Arctic Indigenous People Language and Cultural Advisors (EN)

Uuli Joorut (Greenland – Kalaallisut)
a.k.a Ole Jørgen Hammeken
Principal Arctic Cultural Advisor to Flights of the Angakok

Lera captured the very essence of the Shamanism of the Old Inuit and she can see things just like them. It’s not about words, it’s about the essence, the message. But it is also about the words too. When I was just invited into this project, I was skeptical. But once I read the Libretto, I understood that she is the person who was able to go deep into the time in the essence of the extraordinary abilities of the Shamans. Her love for them and her understanding of their doings are condensed into the words that she is using.Uuli Joorut (Greenland)

Ole Jorgen Hammeken is an Inuit explorer, actor, author, and educator. Born in Nuuk, Greenland, in 1956, he has led and participated in numerous Arctic expeditions, including the remarkable feat of circumnavigating the Arctic Ocean in a small open boat. The world’s northernmost mountain in Peary Land, Hammeken Point, was named in his honor. A fellow international of The Explorers Club, he is renowned for his roles as a screenwriter and the lead actor portraying the great polar bear hunter Ikuma in the Greenlandic film “INUK,” which has garnered over twenty accolades at international film festivals. Hammeken is a sought-after expert on indigenous issues and has been featured on various media platforms, including BBC, Euronews, CBS, and National Geographic. Hammeken is a co-founder of Expedition Avannaa, an eyewitness cultural expedition to the world’s most isolated communities affected by climate and societal change, and Arctic Without Borders, an initiative in citizen diplomacy that seeks to foster cultural connections between the smallest circumpolar communities through collaborative efforts and the exchange of knowledge.
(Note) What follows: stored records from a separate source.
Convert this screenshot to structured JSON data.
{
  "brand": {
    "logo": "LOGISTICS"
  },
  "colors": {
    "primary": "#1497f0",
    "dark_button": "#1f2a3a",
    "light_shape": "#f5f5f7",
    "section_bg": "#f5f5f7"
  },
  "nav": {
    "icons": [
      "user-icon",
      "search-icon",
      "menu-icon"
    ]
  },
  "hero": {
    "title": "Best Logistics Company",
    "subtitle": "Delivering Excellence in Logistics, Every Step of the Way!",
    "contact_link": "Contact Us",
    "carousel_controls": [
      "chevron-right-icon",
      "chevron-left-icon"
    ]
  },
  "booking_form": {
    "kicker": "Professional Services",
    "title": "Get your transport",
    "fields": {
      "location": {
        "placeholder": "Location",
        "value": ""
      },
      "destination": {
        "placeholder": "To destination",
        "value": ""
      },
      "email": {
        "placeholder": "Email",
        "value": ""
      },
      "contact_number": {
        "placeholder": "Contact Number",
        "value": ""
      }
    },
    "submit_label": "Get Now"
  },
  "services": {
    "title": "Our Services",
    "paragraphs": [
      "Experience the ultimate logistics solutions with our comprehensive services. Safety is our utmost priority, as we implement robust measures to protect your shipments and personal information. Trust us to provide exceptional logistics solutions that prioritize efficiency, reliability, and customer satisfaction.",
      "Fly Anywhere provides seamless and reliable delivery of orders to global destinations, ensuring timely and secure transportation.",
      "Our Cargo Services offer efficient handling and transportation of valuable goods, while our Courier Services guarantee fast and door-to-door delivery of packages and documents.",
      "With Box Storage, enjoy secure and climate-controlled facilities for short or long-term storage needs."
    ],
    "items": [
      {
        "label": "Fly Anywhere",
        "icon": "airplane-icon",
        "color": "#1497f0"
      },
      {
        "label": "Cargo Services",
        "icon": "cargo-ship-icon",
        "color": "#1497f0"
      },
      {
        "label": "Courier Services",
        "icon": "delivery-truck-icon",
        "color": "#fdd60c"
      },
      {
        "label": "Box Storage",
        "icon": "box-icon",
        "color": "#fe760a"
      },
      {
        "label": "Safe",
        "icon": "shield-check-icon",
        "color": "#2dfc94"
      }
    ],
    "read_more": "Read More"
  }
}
Piita Taqtu Irniq (Nunavut – Inuktitut)

About choirs of Europeans singing in the native tongues of the Indigenous People of the Arctic:
They just have to sing it the best way they can by reading the words.  It has been done. 
It has been done by Inuit also, who no longer speak Inuktut.*
Thank you very much for having me help you out.  

* The shifting Arctic narrative is underscored by a poignant reality where newer generations of Inuit are increasingly detached from their ancestral language.

Piita Taqtu Irniq (Nunavut)

Apa Yatta (Chukotka – Yup’ik)

Apa Yatta is a Siberian Yupik heritage taker, teacher, crafts maker, storyteller and cultural influencer in Chukotka.
She is a descendant of Yupik traditional hunters and drum dancers from the ancient Inuit settlement Ungayiq, who were forcefully relocated by the Soviet authorities to Novoye Chaplino in the late 1950s. This tragic relocation of the Yupik population is often referred to as “the end of the Eskimo land”.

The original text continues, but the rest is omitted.